Accueil > Actualité ciné > Critique > La Sociologue et l’ourson mardi 5 avril 2016

Critique La Sociologue et l'ourson

© Quark Productions

Du bon sens, par Clément Graminiès

La Sociologue et l’ourson

C’est en 2013 que fut définitivement adoptée en France la loi sur le mariage pour tous, donnant ainsi la possibilité aux couples homosexuels de se marier civilement et d’adopter des enfants. Alors que le projet fut voté dans une relative sérénité dans d’autres pays européens nettement plus marqués par le catholicisme (l’Espagne en 2005, le Portugal en 2010, l’Irlande en 2014), celle-ci provoqua en France des débats d’une violence inouïe, mobilisant de manière impressionnante les opposants alors réunis dans le collectif « La Manif pour tous ». À cette époque, la sociologue Irène Théry est largement intervenue : invitée par les radios et les télévisions, elle n’a cessé de vouloir dépassionner le débat, rappelant à ses interlocuteurs et ses auditeurs que l’institution du mariage avait vu son rôle et sa fonction changer au cours de l’histoire et que l’ouverture de celle-ci aux couples de même sexe n’était que la résultante de l’évolution de notre société. Maintenant que l’effervescence des débats est retombée (mis à part pour quelques militants acharnés et quelques politiques qui promettent d’abroger la loi en 2017), les réalisateurs Étienne Chaillou et Mathias Théry, le fils de la sociologue, ont souhaité comprendre comment, trois ans plus tôt, nous en avions pu arriver à cet état de crispation.

Dépassionner le débat

Si la sociologue et les réalisateurs ne cachent pas leur sympathie à l’égard de cette loi, l’intérêt de La Sociologue et l’ourson ne se borne pas pour autant à faire du prosélytisme auprès des derniers réfractaires ou à faire la leçon à ceux qui auraient pu se tromper de combat. Refusant à tout prix le sensationnel, le film se positionne même là où on ne l’attendait pas : alors qu’il aurait été facile de compiler des images des débats à l’Assemblée ou de s’attarder sur les énormes manifestations qui ont permis à sa leadeuse, Frigide Barjot, de décrocher une notoriété inespérée, le montage ne s’appuie même pas sur l’aisance orale d’une Christiane Taubira pour clouer le bec à tout le monde. Au contraire, des annonces présidentielles aux interventions de la sociologue, les peluches se substituent la plupart du temps aux visages trop souvent vus à la télévision. C’est que l’objectif du film est de replacer le mot, l’argument au centre des échanges, loin de l’hystérie sociétale et des énoncés de mauvaise foi qui ont le plus souvent prévalu. Se basant sur des énoncés simples – mais jamais simplistes –, le film se construit comme une discussion entre un fils et sa mère, jouant parfois même la carte de l’intime et de l’anecdote, en-dehors de ce territoire occupé par des politiques plus enclins à faire davantage valoir leur image que leurs idées dans un pur objectif de communication.

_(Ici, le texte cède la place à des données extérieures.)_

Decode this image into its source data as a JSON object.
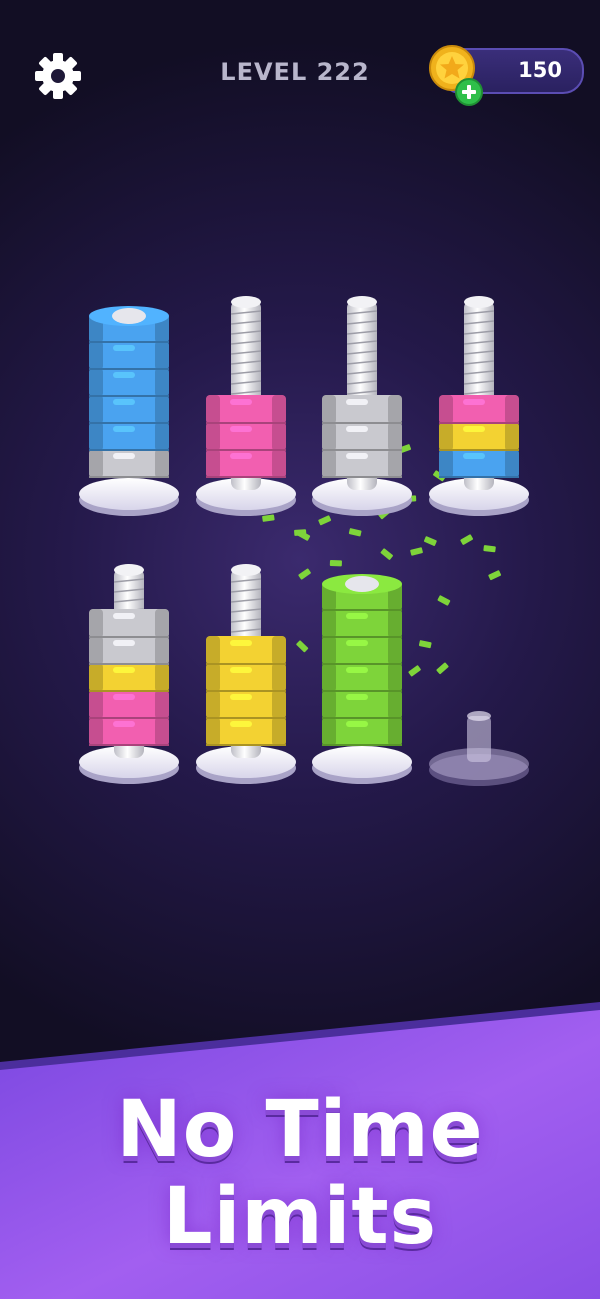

Pédagogie et lisibilité des idées

Réfléchie, la démarche des deux réalisateurs ne tombe jamais dans la prise d’otage affective mais ne rechigne pas pour autant à prendre en compte la dimension personnelle que le débat revêt pour ceux qui y participent. On pense par exemple à ce journaliste qui filme Hervé Mariton lui expliquer pourquoi il est contre la mariage pour les couples homosexuels : d’un coup, l’homme le coupe et dévoile sa propre situation (il est lui-même homosexuel, en couple, et souhaiterait pouvoir se marier), espérant peut-être mettre en défaut l’homme politique en le confrontant à un cas réel et non plus théorique. Mariton semble comprendre que le débat est vissé car son interlocuteur y a mis de l’intime : il bat alors en retraite et abandonne poliment l’échange à la recherche d’un nouvel interlocuteur moins partie prenante, laissant le journaliste un peu penaud et impuissant. Un autre échange – plutôt savoureux – oppose Irène Théry à Frigide Barjot dans les coulisses d’une émission : d’abord cordiales, les deux femmes finissent par s’accrocher sur un mot qui porte en lui l’une des fractures liées au débat (la question de l’état civil de l’enfant). L’opposante au vote de la loi finit par se taire, déstabilisée par la rigueur intellectuelle de son interlocutrice. C’est bien là tout le nœud de La Sociologue et l’ourson : déceler ce qui a pu empêcher pendant ces longs mois d’affrontement le débat d’être au niveau auquel il aurait dû être, le plus souvent en dépit du bon sens.